Figure 1. Images from Hone, Witton and Martill 2017 showing the 'evolution' of our concept of Dimorphodon. Compare the latest color version to tracings of the several skeletons in figure 2.

Figure 1. Images from Hone, Witton and Martill 2017 showing the ‘evolution’ of our concept of Dimorphodon. Artists are credited in the text. Compare the latest color version to tracings of the several skeletons in figure 2. The long tail is based on a disassociated fossil probably belonging to a campylognathoid.

In figure 1
images of Dimorphodon through time are presented from Hone, Witton and Martill 2017.

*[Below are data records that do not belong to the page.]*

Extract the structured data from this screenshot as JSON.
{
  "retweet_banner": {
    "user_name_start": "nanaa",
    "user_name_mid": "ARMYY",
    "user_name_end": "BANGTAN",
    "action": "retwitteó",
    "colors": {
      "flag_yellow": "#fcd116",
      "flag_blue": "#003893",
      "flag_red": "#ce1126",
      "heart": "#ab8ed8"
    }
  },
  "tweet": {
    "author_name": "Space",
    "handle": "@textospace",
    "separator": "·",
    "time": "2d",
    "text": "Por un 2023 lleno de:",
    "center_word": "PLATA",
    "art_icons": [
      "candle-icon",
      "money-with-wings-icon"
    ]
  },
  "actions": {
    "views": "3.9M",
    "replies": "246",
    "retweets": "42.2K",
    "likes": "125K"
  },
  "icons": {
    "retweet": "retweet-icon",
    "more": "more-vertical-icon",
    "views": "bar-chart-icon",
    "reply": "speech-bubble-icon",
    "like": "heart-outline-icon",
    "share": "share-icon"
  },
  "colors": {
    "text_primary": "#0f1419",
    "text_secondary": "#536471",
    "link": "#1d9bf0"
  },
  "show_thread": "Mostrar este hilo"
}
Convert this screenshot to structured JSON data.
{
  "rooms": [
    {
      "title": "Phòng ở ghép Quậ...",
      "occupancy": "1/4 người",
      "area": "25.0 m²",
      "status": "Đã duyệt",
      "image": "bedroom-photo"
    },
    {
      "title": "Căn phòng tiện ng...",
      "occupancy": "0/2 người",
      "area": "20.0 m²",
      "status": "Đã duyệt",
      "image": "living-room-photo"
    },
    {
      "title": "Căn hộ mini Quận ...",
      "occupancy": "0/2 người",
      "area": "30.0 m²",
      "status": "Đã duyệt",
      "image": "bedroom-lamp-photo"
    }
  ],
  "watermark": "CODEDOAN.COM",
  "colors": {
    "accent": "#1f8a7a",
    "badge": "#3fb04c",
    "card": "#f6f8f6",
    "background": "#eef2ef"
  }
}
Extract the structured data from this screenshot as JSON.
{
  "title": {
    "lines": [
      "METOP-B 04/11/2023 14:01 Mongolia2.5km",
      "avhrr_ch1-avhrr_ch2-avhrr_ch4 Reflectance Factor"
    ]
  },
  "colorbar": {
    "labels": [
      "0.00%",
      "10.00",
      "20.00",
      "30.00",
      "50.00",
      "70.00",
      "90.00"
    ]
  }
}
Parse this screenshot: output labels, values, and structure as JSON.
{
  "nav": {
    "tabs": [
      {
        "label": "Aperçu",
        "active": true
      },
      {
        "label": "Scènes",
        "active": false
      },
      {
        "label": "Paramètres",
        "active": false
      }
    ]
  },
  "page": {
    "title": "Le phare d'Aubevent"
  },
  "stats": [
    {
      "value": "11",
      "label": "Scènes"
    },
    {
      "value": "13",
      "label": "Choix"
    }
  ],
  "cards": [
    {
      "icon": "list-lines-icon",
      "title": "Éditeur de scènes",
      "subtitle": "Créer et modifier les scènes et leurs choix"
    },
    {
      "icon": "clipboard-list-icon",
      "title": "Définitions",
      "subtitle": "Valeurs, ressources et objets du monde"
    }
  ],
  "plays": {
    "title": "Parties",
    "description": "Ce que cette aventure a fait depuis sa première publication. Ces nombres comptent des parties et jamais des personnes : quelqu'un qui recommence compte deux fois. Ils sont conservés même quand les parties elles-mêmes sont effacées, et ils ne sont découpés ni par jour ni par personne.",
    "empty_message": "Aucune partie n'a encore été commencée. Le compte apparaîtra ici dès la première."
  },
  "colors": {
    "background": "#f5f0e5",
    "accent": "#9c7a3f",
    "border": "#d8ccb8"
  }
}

  1. Rev. GE Howman 1829. Probably based on the headless holotype BMNH R1034 (Fig. 2). The authors labeled this as ‘monstrous’ when ‘inaccurate’, ‘fanciful’ or ‘medieval’ would do.
  2. Owen 1870. Probably based on the short-skull specimen, BMNH 41212 (Fig. 2), along with the disassociated tail specimen. The authors labeled this rendition as ‘ungainly, bat-like’. Odd word choice when among all the presented illustrations it is the one most like Witton’s 2017 version (#5).
  3. H Seeley 1901. Probably based on the long-skull specimen, BMNH PV R 1035 (Fig. 2) In the their comment Hone, Witton and Martill report, ‘progressive interpretation of D. macronyx as an erect-limbed quadruped’, but note that a biped interpretation was also offered. They thought it best not to show that possibility. 
  4. K Padian 1983. Probably based on the short-skull specimen, BMNH 41212 (Fig. 2). The authors report, ‘a highly active, bird-like digitigrade biped, a controversial interpretation that nevertheless symbolises the reinvention of pterosaurs in the late twentieth century.’ While there are minor issues associated with this figure (the orientation of fingers 1–3 and pedal digit 5, the over-extension of the metatarsophalangeal joint, the great length of the tail), it is the one that is most closely based on the skeleton (Fig. 2). BTW, when authors use the word, ‘controversial’ it usually means it does not fit their world view, but they have no evidence against it, nor any evidence to support their traditional hypothesis. 
  5. M Witton 2017. Not sure which skeleton this one is based on as it appears to have been done entirely freehand from memory and imagination. The authors report, ‘Modern interpretation of D. macronyx adult and speculative juveniles reflecting contemporary interpretations of pterosaur soft tissues, muscle development and ecology.’ Ahem…we’ll run through this illustration step-by-step below.
Figure 2. Images of Dimorphodon from ReptileEvolution.com. The tail attributed to Dimorphodon is shown in figure 3.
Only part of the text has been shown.